A discussão acerca do Acordo Ortográfico está relativamente quente. Isso é bom, porque é sinal de alguma energia cívica.
Eu não estou contra o Acordo, nem a favor. Ao contrário do que é frequente, no meu caso, não tenho convicções demasiado marcadas a esse respeito. Pelo que vou vendo à minha volta pode muito bem ser uma questão geracional.
Sou sensível aos argumentos que se levantam contra o Acordo, mas parece-me que a indignação aglutinada neste movimento de opinião é diversificada e disfarça muitas indignidades. Demasiadas, na minha modestíssima opinião.
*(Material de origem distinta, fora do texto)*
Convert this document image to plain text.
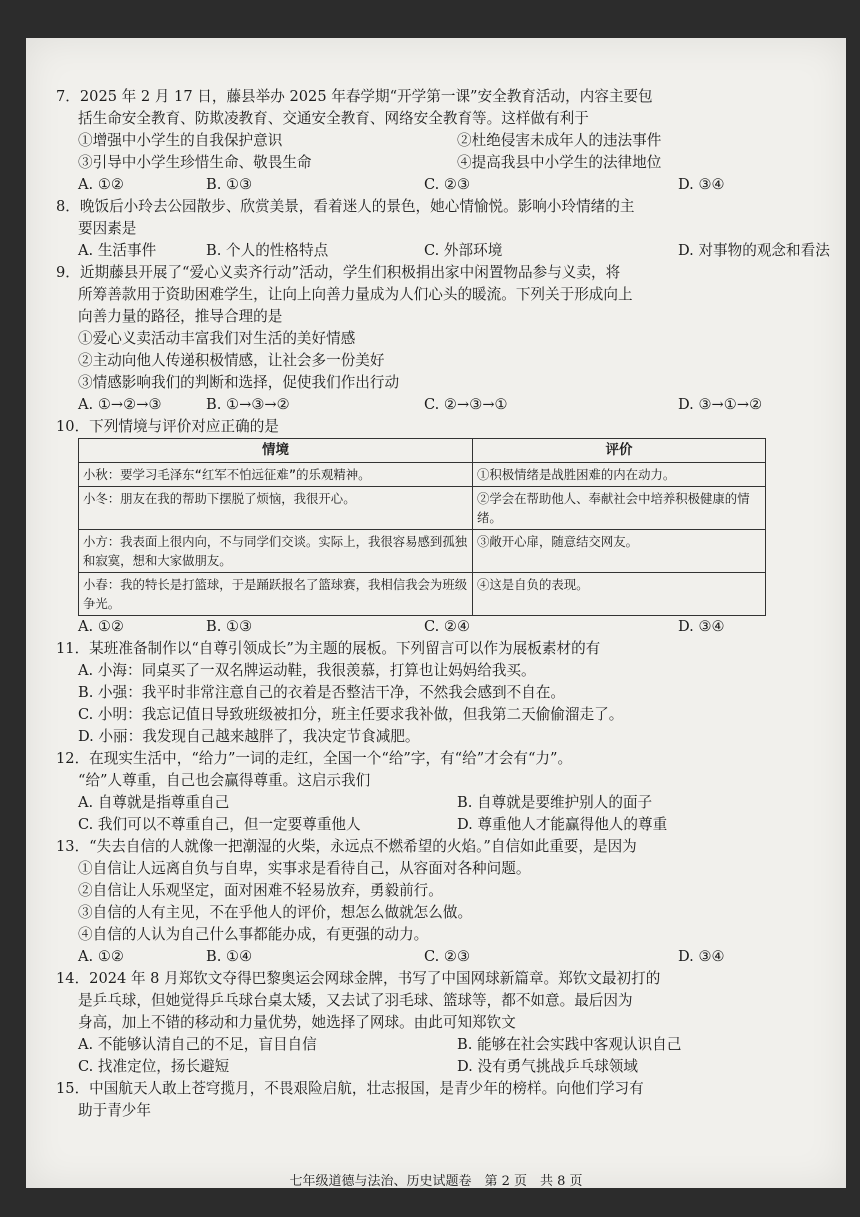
7．2025 年 2 月 17 日，藤县举办 2025 年春学期“开学第一课”安全教育活动，内容主要包

括生命安全教育、防欺凌教育、交通安全教育、网络安全教育等。这样做有利于

①增强中小学生的自我保护意识	②杜绝侵害未成年人的违法事件
③引导中小学生珍惜生命、敬畏生命	④提高我县中小学生的法律地位
A. ①②	B. ①③	C. ②③	D. ③④

8．晚饭后小玲去公园散步、欣赏美景，看着迷人的景色，她心情愉悦。影响小玲情绪的主

要因素是

A. 生活事件	B. 个人的性格特点	C. 外部环境	D. 对事物的观念和看法

9．近期藤县开展了“爱心义卖齐行动”活动，学生们积极捐出家中闲置物品参与义卖，将

所筹善款用于资助困难学生，让向上向善力量成为人们心头的暖流。下列关于形成向上

向善力量的路径，推导合理的是

①爱心义卖活动丰富我们对生活的美好情感

②主动向他人传递积极情感，让社会多一份美好

③情感影响我们的判断和选择，促使我们作出行动

A. ①→②→③	B. ①→③→②	C. ②→③→①	D. ③→①→②

10．下列情境与评价对应正确的是

情境	评价
小秋：要学习毛泽东“红军不怕远征难”的乐观精神。	①积极情绪是战胜困难的内在动力。
小冬：朋友在我的帮助下摆脱了烦恼，我很开心。	②学会在帮助他人、奉献社会中培养积极健康的情绪。
小方：我表面上很内向，不与同学们交谈。实际上，我很容易感到孤独和寂寞，想和大家做朋友。	③敞开心扉，随意结交网友。
小春：我的特长是打篮球，于是踊跃报名了篮球赛，我相信我会为班级争光。	④这是自负的表现。
A. ①②	B. ①③	C. ②④	D. ③④

11．某班准备制作以“自尊引领成长”为主题的展板。下列留言可以作为展板素材的有

A. 小海：同桌买了一双名牌运动鞋，我很羡慕，打算也让妈妈给我买。

B. 小强：我平时非常注意自己的衣着是否整洁干净，不然我会感到不自在。

C. 小明：我忘记值日导致班级被扣分，班主任要求我补做，但我第二天偷偷溜走了。

D. 小丽：我发现自己越来越胖了，我决定节食减肥。

12．在现实生活中，“给力”一词的走红，全国一个“给”字，有“给”才会有“力”。

“给”人尊重，自己也会赢得尊重。这启示我们

A. 自尊就是指尊重自己	B. 自尊就是要维护别人的面子
C. 我们可以不尊重自己，但一定要尊重他人	D. 尊重他人才能赢得他人的尊重

13．“失去自信的人就像一把潮湿的火柴，永远点不燃希望的火焰。”自信如此重要，是因为

①自信让人远离自负与自卑，实事求是看待自己，从容面对各种问题。

②自信让人乐观坚定，面对困难不轻易放弃，勇毅前行。

③自信的人有主见，不在乎他人的评价，想怎么做就怎么做。

④自信的人认为自己什么事都能办成，有更强的动力。

A. ①②	B. ①④	C. ②③	D. ③④

14．2024 年 8 月郑钦文夺得巴黎奥运会网球金牌，书写了中国网球新篇章。郑钦文最初打的

是乒乓球，但她觉得乒乓球台桌太矮，又去试了羽毛球、篮球等，都不如意。最后因为

身高，加上不错的移动和力量优势，她选择了网球。由此可知郑钦文

A. 不能够认清自己的不足，盲目自信	B. 能够在社会实践中客观认识自己
C. 找准定位，扬长避短	D. 没有勇气挑战乒乓球领域

15．中国航天人敢上苍穹揽月，不畏艰险启航，壮志报国，是青少年的榜样。向他们学习有

助于青少年

七年级道德与法治、历史试题卷　第 2 页　共 8 页
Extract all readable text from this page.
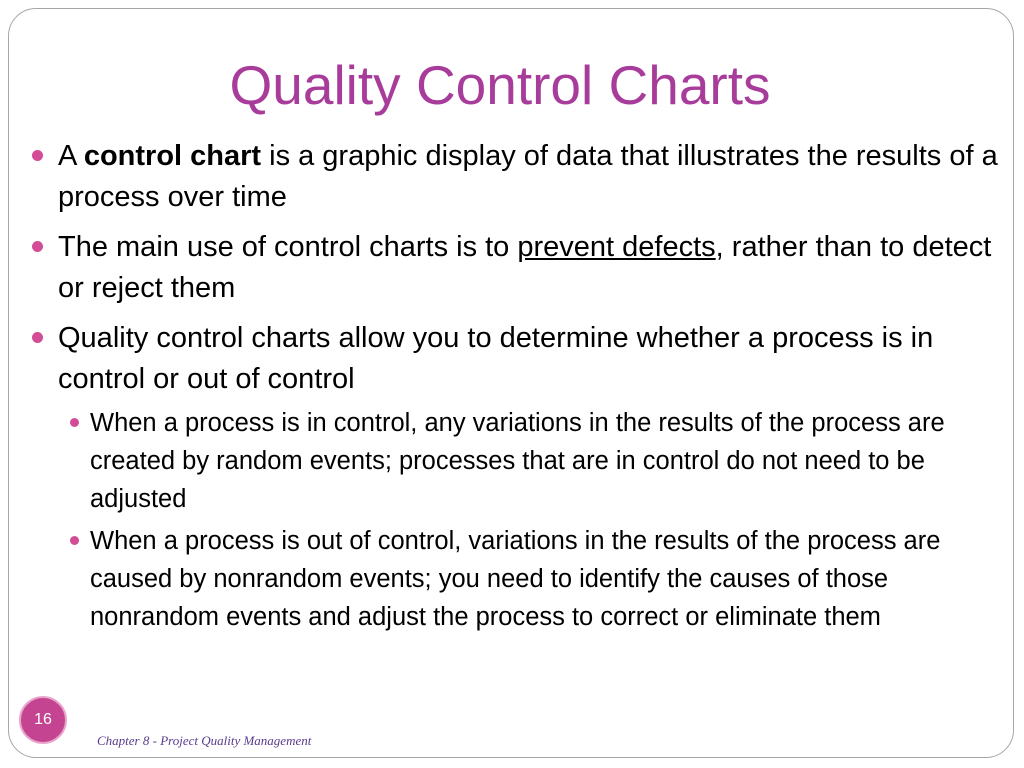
Quality Control Charts
A control chart is a graphic display of data that illustrates the results of a process over time
The main use of control charts is to prevent defects, rather than to detect or reject them
Quality control charts allow you to determine whether a process is in control or out of control
When a process is in control, any variations in the results of the process are created by random events; processes that are in control do not need to be adjusted
When a process is out of control, variations in the results of the process are caused by nonrandom events; you need to identify the causes of those nonrandom events and adjust the process to correct or eliminate them
16
Chapter 8 - Project Quality Management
Mas eu uso esta língua há pouco tempo e a que falo, não é exactamente igual à que escrevo. E não escrevo nem falo a língua de Camões, Eça ou Pessoa. Falo esta mistura da língua que se fala aqui em Aveiro com umas coisas que aprendi no Porto e outras mariquices que fui buscar à literatura, ao entretenimento e a círculos académicos, profissionais e sociais que tive o infortúnio de frequentar. No pouco tempo que levo disto, tenho a certeza que fui falando línguas diferentes e que guardo, para ocasiões especiais, variantes mais ou menos eficazes.
Quanto à língua que escrevo, parece-me que será ainda parecida com a que me ensinaram na escola primária, no ciclo e nos primeiros anos da secundária, com ajustes subtis feitos pelos meus pais (terrível vício dos intelectuais esquerdistas de incentivar a leitura e a escrita) e uns quantos, muito menos subtis, feitos por mim próprio, ora teimoso no erro, ora embasbacado com as línguas que fui lendo.
Não tenho idade para dizer que, com mais ou menos acordo, a minha forma de escrever se manterá inalterável. Se nem sem acordo tenho a certeza de ter mantido alguma ortografia cristalizada nestes poucos anos que levo do uso da língua, que garantias posso dar para o futuro?
Quer isso dizer que me estou borrifando e que, com isso, contribuo para um “desastre” de proporções históricas? Duvido…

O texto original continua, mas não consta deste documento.